“Aplicación de disipadores de energía tipo ADAS/TADAS a una configuración estructural, ubicada en la ciudad de Pujilí, por el método del espectro capacidad”.

Abstract

"APPLICATION OF ADAS/TADAS-TYPE ENERGY DISSIPATORS TO A STRUCTURAL CONFIGURATION LOCATED IN THE CITY OF PUJILÍ USING THE CAPACITY SPECTRUM METHOD." MODALIDAD DE TITULACIÓN: Degree project with applied research and/or development components. AUTHOR: Ing. José Luis Claudio Benites DIRECTOR: Ing. Freddy Fernando Cañizares Ortega, Mg. DATE: 18 de marzo del 2025. EXECUTIVE SUMMARY The growing concern for the safety and stability of structures under dynamic loads, such as earthquakes and wind, has driven the search for innovative solutions in structural engineering. In this context, ADAS/TADAS-type energy dissipators have emerged as an effective technology to mitigate vibrations and oscillations in buildings, bridges, and other infrastructures.

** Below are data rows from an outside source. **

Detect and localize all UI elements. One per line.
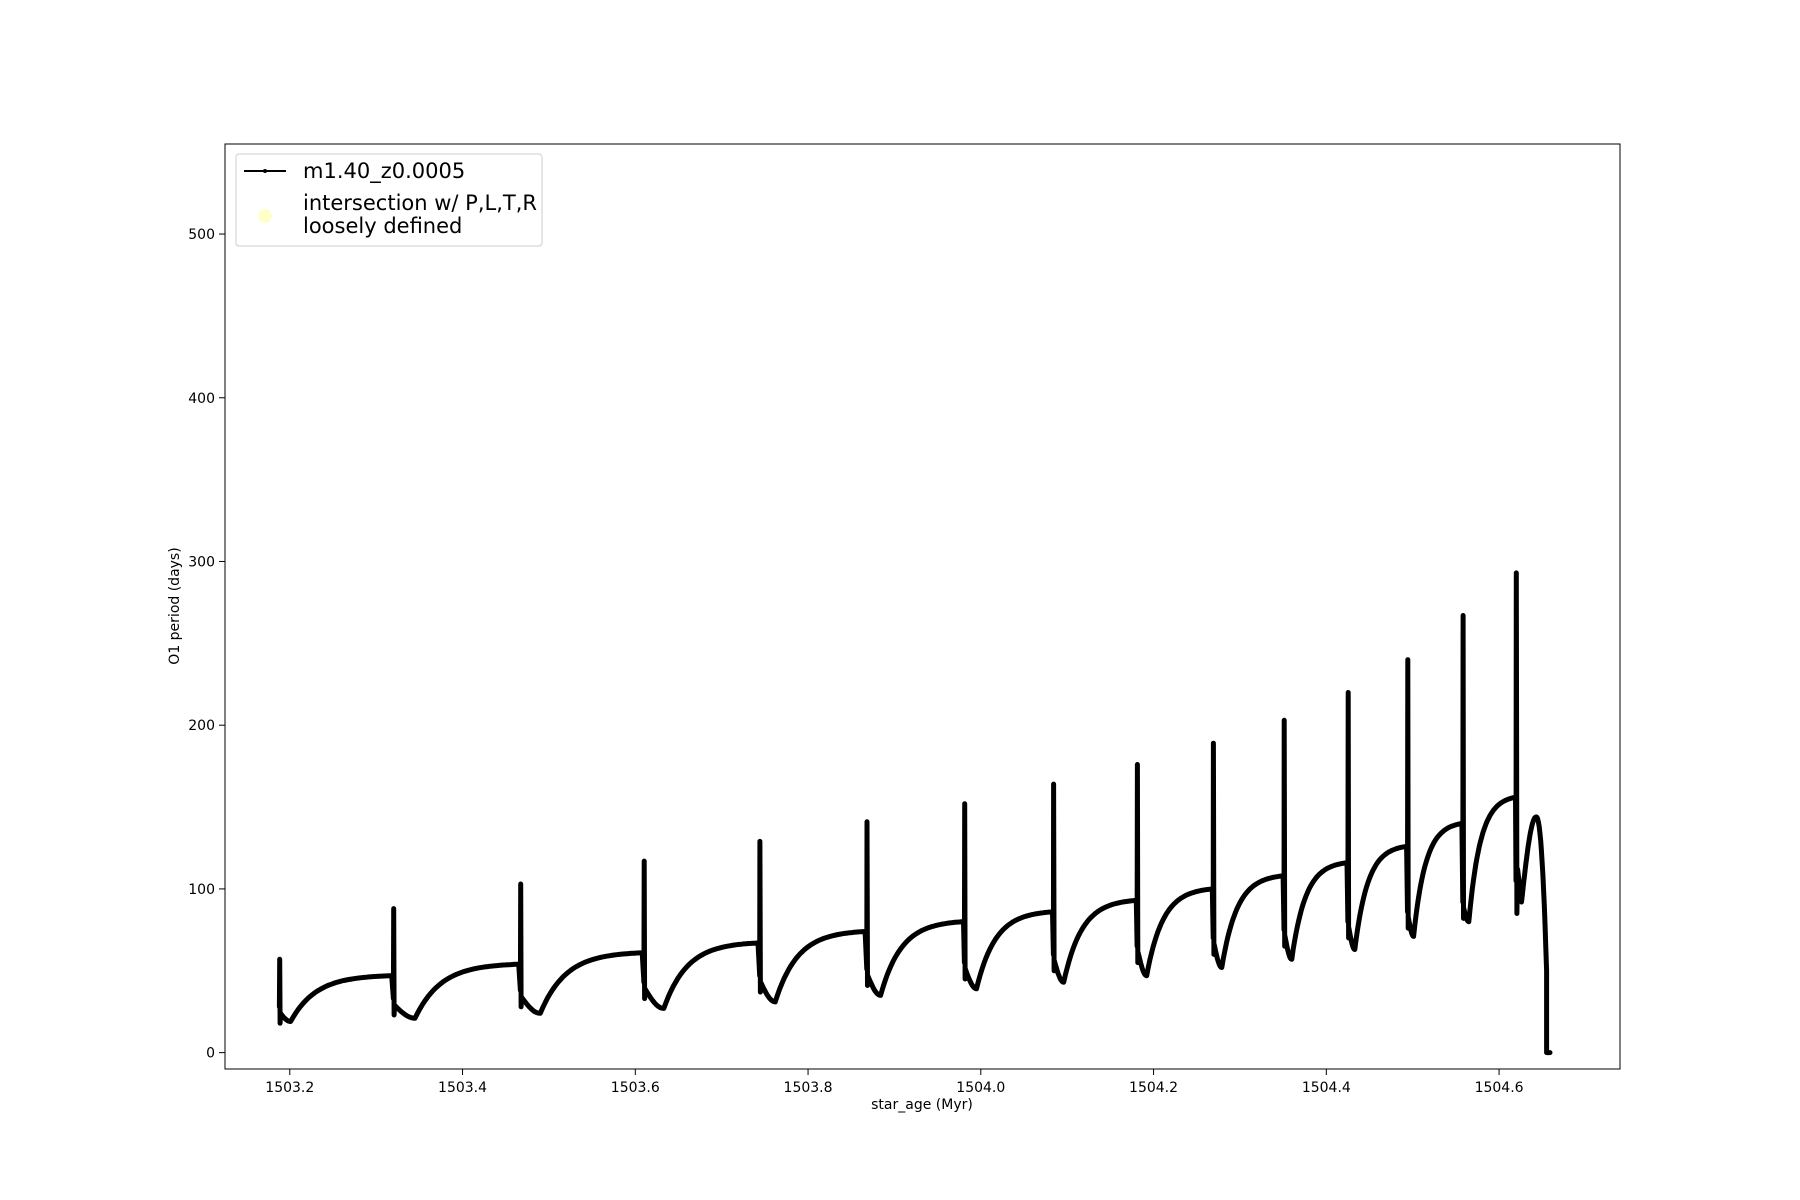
legend-dot-marker: [263, 169, 267, 173]
x-tick-label: 1503.6: [611, 1080, 660, 1096]
legend-label-intersection-line2: loosely defined: [303, 214, 462, 238]
x-tick-label: 1503.2: [265, 1080, 314, 1096]
plot-frame: [224, 143, 1621, 1070]
series-layer: [276, 570, 1553, 1056]
x-tick-label: 1504.6: [1475, 1080, 1524, 1096]
legend-label-series: m1.40_z0.0005: [303, 159, 465, 184]
x-tick-label: 1504.0: [956, 1080, 1005, 1096]
y-tick-label: 0: [206, 1046, 215, 1062]
y-tick-label: 100: [188, 882, 215, 898]
y-tick-label: 500: [188, 227, 215, 243]
series-line-m1.40_z0.0005: [276, 570, 1553, 1056]
legend: m1.40_z0.0005 intersection w/ P,L,T,R lo…: [235, 153, 543, 247]
y-axis: 0 100 200 300 400 500: [188, 227, 225, 1062]
x-axis: 1503.2 1503.4 1503.6 1503.8 1504.0 1504.2 1504…: [265, 1069, 1524, 1096]
legend-circle-marker: [258, 209, 272, 223]
x-tick-label: 1504.4: [1302, 1080, 1351, 1096]
x-tick-label: 1504.2: [1129, 1080, 1178, 1096]
y-axis-label: O1 period (days): [167, 547, 183, 664]
legend-label-intersection-line1: intersection w/ P,L,T,R: [303, 191, 537, 215]
y-tick-label: 300: [188, 554, 215, 570]
y-tick-label: 400: [188, 391, 215, 407]
legend-box: [235, 153, 543, 247]
x-tick-label: 1503.8: [784, 1080, 833, 1096]
y-tick-label: 200: [188, 718, 215, 734]
x-axis-label: star_age (Myr): [871, 1097, 973, 1113]
x-tick-label: 1503.4: [438, 1080, 487, 1096]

These devices absorb and dissipate the kinetic energy generated by external forces, reducing the impact of seismic events and enhancing structural resilience. Their implementation not only increases the safety of structures but also contributes to lowering maintenance and repair costs by minimizing structural damage. Additionally, their design allows for greater comfort for occupants, especially in high-rise buildings where wind effects can cause discomfort. To evaluate the effectiveness of ADAS/TADAS dissipators, an analysis was conducted based on customized structural design criteria, considering variables such as geographic location, expected dynamic loads, and specific characteristics of each project. Numerical studies and computer simulations were carried out to assess their performance under various loading conditions. Furthermore, structures with and xv without dissipators were compared, showing significant differences in terms of displacement reduction and induced stress mitigation. The most commonly evaluated applications included skyscrapers, where these devices enhance stability against wind and seismic forces; bridges, where they help control vibration and extend service life; and industrial structures, where they protect sensitive equipment from excessive oscillations. The results showed a significant reduction in vibrations and oscillations, improving structural stability and occupant safety. However, future research may focus on optimizing materials and configurations to maximize efficiency and economic feasibility.